Affine Farbtransformation bei Kontextwechsel: In dieser Abbildung sind in der Normfarbtafel die beiden Standardlichtarten A und C eingetragen. Außerdem ist für jeden der zehn in der vorliegenden Untersuchung eingesetzten Reize ein Pfeil eingezeichnet, der die Veränderung der Farbwerte repräsentiert, die von einer affinen Transformation beim Wechsel von Beleuchtung C zu Beleuchtung A vorhergesagt wird. Die Parameter dieser Transformation werden von Burnham et al. (1957) aus entsprechenden Farbabgleichen geschätzt.
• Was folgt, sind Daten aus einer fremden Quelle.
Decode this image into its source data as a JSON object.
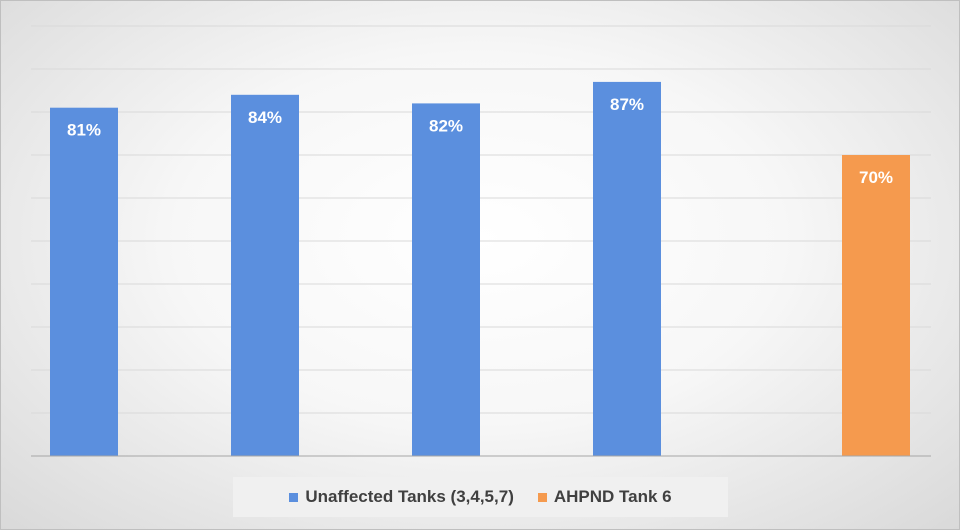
{
  "chart_data": {
    "type": "bar",
    "title": "",
    "xlabel": "",
    "ylabel": "",
    "ylim": [
      0,
      100
    ],
    "grid": true,
    "legend_position": "bottom",
    "bars": [
      {
        "value": 81,
        "label": "81%",
        "series": 0
      },
      {
        "value": 84,
        "label": "84%",
        "series": 0
      },
      {
        "value": 82,
        "label": "82%",
        "series": 0
      },
      {
        "value": 87,
        "label": "87%",
        "series": 0
      },
      {
        "value": 70,
        "label": "70%",
        "series": 1
      }
    ],
    "series": [
      {
        "name": "Unaffected Tanks (3,4,5,7)",
        "color": "#5b8fde"
      },
      {
        "name": "AHPND Tank 6",
        "color": "#f59a4e"
      }
    ]
  }
}
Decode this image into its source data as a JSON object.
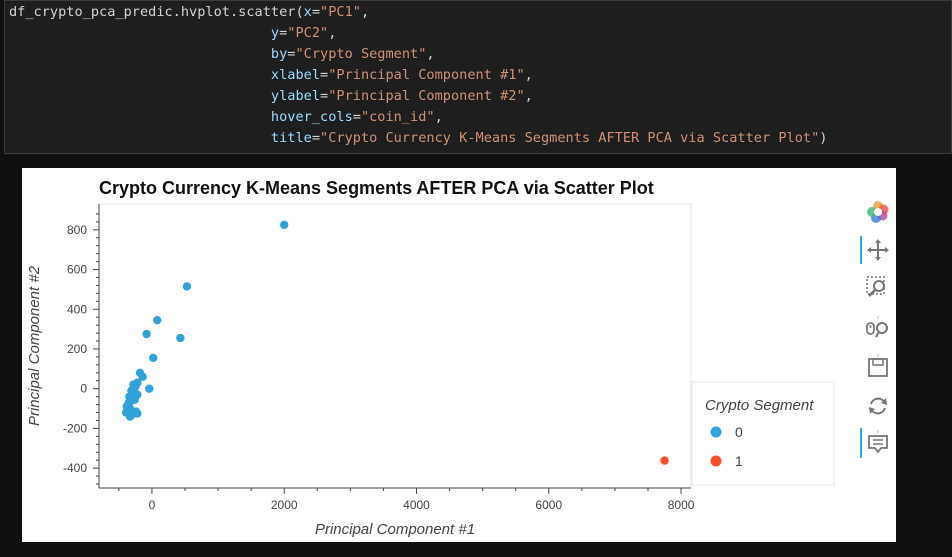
{
  "code": {
    "lines": [
      [
        [
          "plain",
          "df_crypto_pca_predic.hvplot.scatter("
        ],
        [
          "key",
          "x"
        ],
        [
          "op",
          "="
        ],
        [
          "str",
          "\"PC1\""
        ],
        [
          "plain",
          ","
        ]
      ],
      [
        [
          "plain",
          "                                "
        ],
        [
          "key",
          "y"
        ],
        [
          "op",
          "="
        ],
        [
          "str",
          "\"PC2\""
        ],
        [
          "plain",
          ","
        ]
      ],
      [
        [
          "plain",
          "                                "
        ],
        [
          "key",
          "by"
        ],
        [
          "op",
          "="
        ],
        [
          "str",
          "\"Crypto Segment\""
        ],
        [
          "plain",
          ","
        ]
      ],
      [
        [
          "plain",
          "                                "
        ],
        [
          "key",
          "xlabel"
        ],
        [
          "op",
          "="
        ],
        [
          "str",
          "\"Principal Component #1\""
        ],
        [
          "plain",
          ","
        ]
      ],
      [
        [
          "plain",
          "                                "
        ],
        [
          "key",
          "ylabel"
        ],
        [
          "op",
          "="
        ],
        [
          "str",
          "\"Principal Component #2\""
        ],
        [
          "plain",
          ","
        ]
      ],
      [
        [
          "plain",
          "                                "
        ],
        [
          "key",
          "hover_cols"
        ],
        [
          "op",
          "="
        ],
        [
          "str",
          "\"coin_id\""
        ],
        [
          "plain",
          ","
        ]
      ],
      [
        [
          "plain",
          "                                "
        ],
        [
          "key",
          "title"
        ],
        [
          "op",
          "="
        ],
        [
          "str",
          "\"Crypto Currency K-Means Segments AFTER PCA via Scatter Plot\""
        ],
        [
          "plain",
          ")"
        ]
      ]
    ]
  },
  "chart_data": {
    "type": "scatter",
    "title": "Crypto Currency K-Means Segments AFTER PCA via Scatter Plot",
    "xlabel": "Principal Component #1",
    "ylabel": "Principal Component #2",
    "xlim": [
      -800,
      8150
    ],
    "ylim": [
      -500,
      930
    ],
    "xticks": [
      0,
      2000,
      4000,
      6000,
      8000
    ],
    "yticks": [
      -400,
      -200,
      0,
      200,
      400,
      600,
      800
    ],
    "grid": false,
    "legend": {
      "title": "Crypto Segment",
      "placement": "right"
    },
    "series": [
      {
        "name": "0",
        "color": "#30a2da",
        "points": [
          [
            2000,
            825
          ],
          [
            530,
            515
          ],
          [
            80,
            345
          ],
          [
            -80,
            275
          ],
          [
            430,
            255
          ],
          [
            20,
            155
          ],
          [
            -180,
            80
          ],
          [
            -140,
            60
          ],
          [
            -220,
            30
          ],
          [
            -280,
            20
          ],
          [
            -250,
            10
          ],
          [
            -310,
            -10
          ],
          [
            -40,
            0
          ],
          [
            -260,
            -20
          ],
          [
            -300,
            -30
          ],
          [
            -340,
            -40
          ],
          [
            -220,
            -30
          ],
          [
            -260,
            -55
          ],
          [
            -310,
            -60
          ],
          [
            -350,
            -70
          ],
          [
            -360,
            -80
          ],
          [
            -380,
            -90
          ],
          [
            -330,
            -100
          ],
          [
            -370,
            -110
          ],
          [
            -390,
            -120
          ],
          [
            -300,
            -130
          ],
          [
            -330,
            -140
          ],
          [
            -240,
            -115
          ],
          [
            -220,
            -125
          ]
        ]
      },
      {
        "name": "1",
        "color": "#fc4f30",
        "points": [
          [
            7750,
            -362
          ]
        ]
      }
    ]
  },
  "toolbar": {
    "tools": [
      {
        "icon": "bokeh-logo-icon",
        "active": false
      },
      {
        "icon": "pan-icon",
        "active": true
      },
      {
        "icon": "box-zoom-icon",
        "active": false
      },
      {
        "icon": "wheel-zoom-icon",
        "active": false
      },
      {
        "icon": "save-icon",
        "active": false
      },
      {
        "icon": "reset-icon",
        "active": false
      },
      {
        "icon": "hover-icon",
        "active": true
      }
    ]
  }
}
Wenn sich also keine kontextübergreifenden Farbabgleiche zu monochromatischen Standardreizen im Ausgangskontext herstellen lassen, können auch affin-lineare Transformationen zur Beschreibung von Kontexteffekten herangezogen werden und außerdem könnte dies als Hinweis auf die Existenz hypersaturierter Farben gewertet werden. Allerdings ist schwierig zu erkennen, wann eine Versuchsperson keinen Farbabgleich finden kann. Zur Identifikation des Falls, daß keine Abgleiche gefunden werden können, lassen sich neben diesbezüglichen Kommentaren einer Versuchsperson verschiedene Merkmale ihres Verhaltens heranziehen: Die Versuchspersonen sollten ihre Einstellungen zu solchen monochromatischen Reizen im Zielkontext schlechter beurteilen als diejenigen Einstellungen, bei denen auf jeden Fall ein eine gleich aussehende Farbe gefunden werden kann, da ja im ersten Fall sicher keine empfundene Gleichheit hergestellt werden kann. Die für einen Farbabgleich benötigte Bearbeitungszeit sollte überdurchschnittlich hoch sein, wenn eine Versuchsperson nach einem nicht realisierbaren Reiz sucht, außerdem sollten in diesem Fall auch überdurchschnittlich viele Aktionen erforderlich sein. Schließlich ist auch eine besonders hohe Streuung der Einstellungen zu solchen Standardreizen zu erwarten

Um erkennen zu können, ob im Zielkontext immer eine gleich aussehende Farbe hergestellt werden kann, müssen deshalb die Einstellungen zu monochromatischen Standardreizen mit denen zu anderen Reizen verglichen werden. Werden den Versuchspersonen nicht nur monochromatische Standardreize vorgegeben, dann können aus den Farbwerten ihrer kontextübergreifenden Abgleiche auch die Parameter der Transformationsmatrizen des linearen, affinen und projektiven Modells geschätzt werden. Mit entsprechenden Modelltests kann man die dadurch erzielbare Vorhersagegüte vergleichen.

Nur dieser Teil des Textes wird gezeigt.